Increased Secondary/Primary Bile Acid Ratio in Chronic Heart Failure

• Published in: Journal of cardiac failure Vol. 23; no. 9; pp. 666 - 671
• Main Authors: Mayerhofer, Cristiane C.K., Ueland, Thor, Broch, Kaspar, Vincent, Royce P., Cross, Gemma F., Dahl, Christen P., Aukrust, Pål, Gullestad, Lars, Hov, Johannes R., Trøseid, Marius
• Format: Journal Article
• Language: English
• Published: United States Elsevier Inc 01.09.2017; Elsevier
• Subjects: Adult; Aged; Bile Acids and Salts - blood; Bile acids profile; Biomarkers - blood; Chronic Disease; Chronic heart failure; Clinical medical disciplines: 750; clinical outcome; Cohort Studies; Cross-Sectional Studies; Gastrointestinal Microbiome - physiology; gut microbiota; Heart Failure - blood; Heart Failure - diagnostic imaging; Humans; Klinisk medisinske fag: 750; Medical disciplines: 700; Medisinske Fag: 700; Middle Aged; Prospective Studies; VDP; Chronic heart failure; Bile acids profile; clinical outcome; gut microbiota
• ISSN: 1071-9164; 1532-8414; 1532-8414
• DOI: 10.1016/j.cardfail.2017.06.007

•In this cross-sectional study, we found decreased serum levels of primary bile acids and increased levels of specific secondary bile acids, resulting in increased ratios of secondary to primary bile acids, in patients with chronic heart failure.•The ratio of secondary to primary bile acids was associated with reduced overall survival in univariate analysis, but not in multivariate analyses.•Although the production of secondary bile acids depends on the gut microbiota, several factors affecting the production, regulation, and elimination of bile acids could contribute to these findings.•Future studies should assess the potential role of bile acid composition in patients with heart failure and investigate whether manipulation of factors influencing bile acid metabolism, including the intestinal microbial community, could alter clinical outcome.

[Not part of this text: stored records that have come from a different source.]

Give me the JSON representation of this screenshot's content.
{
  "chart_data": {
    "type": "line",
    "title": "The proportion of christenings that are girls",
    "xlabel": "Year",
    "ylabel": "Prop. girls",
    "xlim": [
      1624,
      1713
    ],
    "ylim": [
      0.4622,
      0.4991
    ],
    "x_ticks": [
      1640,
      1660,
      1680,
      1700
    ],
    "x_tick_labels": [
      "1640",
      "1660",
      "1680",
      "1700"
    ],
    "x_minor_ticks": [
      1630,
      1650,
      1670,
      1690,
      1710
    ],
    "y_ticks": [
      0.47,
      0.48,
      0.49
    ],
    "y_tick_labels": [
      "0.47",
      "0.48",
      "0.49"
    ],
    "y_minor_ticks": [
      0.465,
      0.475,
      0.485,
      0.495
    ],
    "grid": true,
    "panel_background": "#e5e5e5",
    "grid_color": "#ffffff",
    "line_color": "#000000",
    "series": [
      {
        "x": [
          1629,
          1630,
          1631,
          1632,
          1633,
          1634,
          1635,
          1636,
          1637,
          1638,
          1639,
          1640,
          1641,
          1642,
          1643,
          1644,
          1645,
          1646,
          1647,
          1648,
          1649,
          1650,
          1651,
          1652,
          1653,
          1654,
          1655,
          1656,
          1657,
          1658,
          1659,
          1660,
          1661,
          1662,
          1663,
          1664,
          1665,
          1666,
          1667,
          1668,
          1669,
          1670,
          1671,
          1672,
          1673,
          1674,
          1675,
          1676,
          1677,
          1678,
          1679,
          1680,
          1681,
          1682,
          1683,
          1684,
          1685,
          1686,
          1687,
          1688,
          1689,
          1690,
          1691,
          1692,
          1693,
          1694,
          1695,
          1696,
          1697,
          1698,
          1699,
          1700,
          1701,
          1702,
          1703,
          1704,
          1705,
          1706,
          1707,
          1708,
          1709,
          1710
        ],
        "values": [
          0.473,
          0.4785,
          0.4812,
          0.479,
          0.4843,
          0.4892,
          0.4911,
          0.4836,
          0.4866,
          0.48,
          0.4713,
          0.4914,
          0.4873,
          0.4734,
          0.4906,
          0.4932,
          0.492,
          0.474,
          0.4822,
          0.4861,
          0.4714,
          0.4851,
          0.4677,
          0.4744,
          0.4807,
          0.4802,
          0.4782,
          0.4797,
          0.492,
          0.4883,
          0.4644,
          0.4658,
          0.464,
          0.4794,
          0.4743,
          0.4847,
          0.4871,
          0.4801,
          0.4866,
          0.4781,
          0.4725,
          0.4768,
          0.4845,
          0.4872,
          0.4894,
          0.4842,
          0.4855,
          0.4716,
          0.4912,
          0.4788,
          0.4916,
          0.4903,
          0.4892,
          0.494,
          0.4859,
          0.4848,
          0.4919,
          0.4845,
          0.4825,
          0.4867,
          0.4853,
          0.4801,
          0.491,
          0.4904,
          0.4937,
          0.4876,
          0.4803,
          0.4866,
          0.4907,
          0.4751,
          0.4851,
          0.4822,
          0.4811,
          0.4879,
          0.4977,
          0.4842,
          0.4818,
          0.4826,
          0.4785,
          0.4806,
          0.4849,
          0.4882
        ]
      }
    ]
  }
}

Bile acids (BAs) are now recognized as signaling molecules and emerging evidence suggests that BAs affect cardiovascular function. The gut microbiota has recently been linked to the severity of heart failure (HF), and microbial metabolism has a major impact on BA homeostasis. We aimed to investigate the pattern of BAs, and particularly microbiota-transformed (secondary) BAs, in patients with chronic HF. This was a prospective, observational, single-center study including 142 patients with chronic HF and 20 age- and sex-matched healthy control subjects. We measured plasma levels of primary, secondary, and total BAs, and explored their associations with clinical characteristics and survival. Plasma levels of primary BAs were lower (P < .01) and the ratios of secondary to primary BAs higher (P < .001) in patients with HF compared with control subjects. Approximately 40% of patients in the upper tertile of the ratio of secondary to primary BAs died during 5.6 years of follow-up (unadjusted Cox regression: hazard ratio 1.93, 95% confidence interval 1.01–3.68, compared with the lower tertiles). However, this association was attenuated and no longer significant in multivariate analyses. Levels of primary BAs were reduced and specific secondary BAs increased in patients with chronic HF. This pattern was associated with reduced overall survival in univariate analysis, but not in multivariate analyses. Future studies should assess the regulation and potential role of BA metabolism in HF.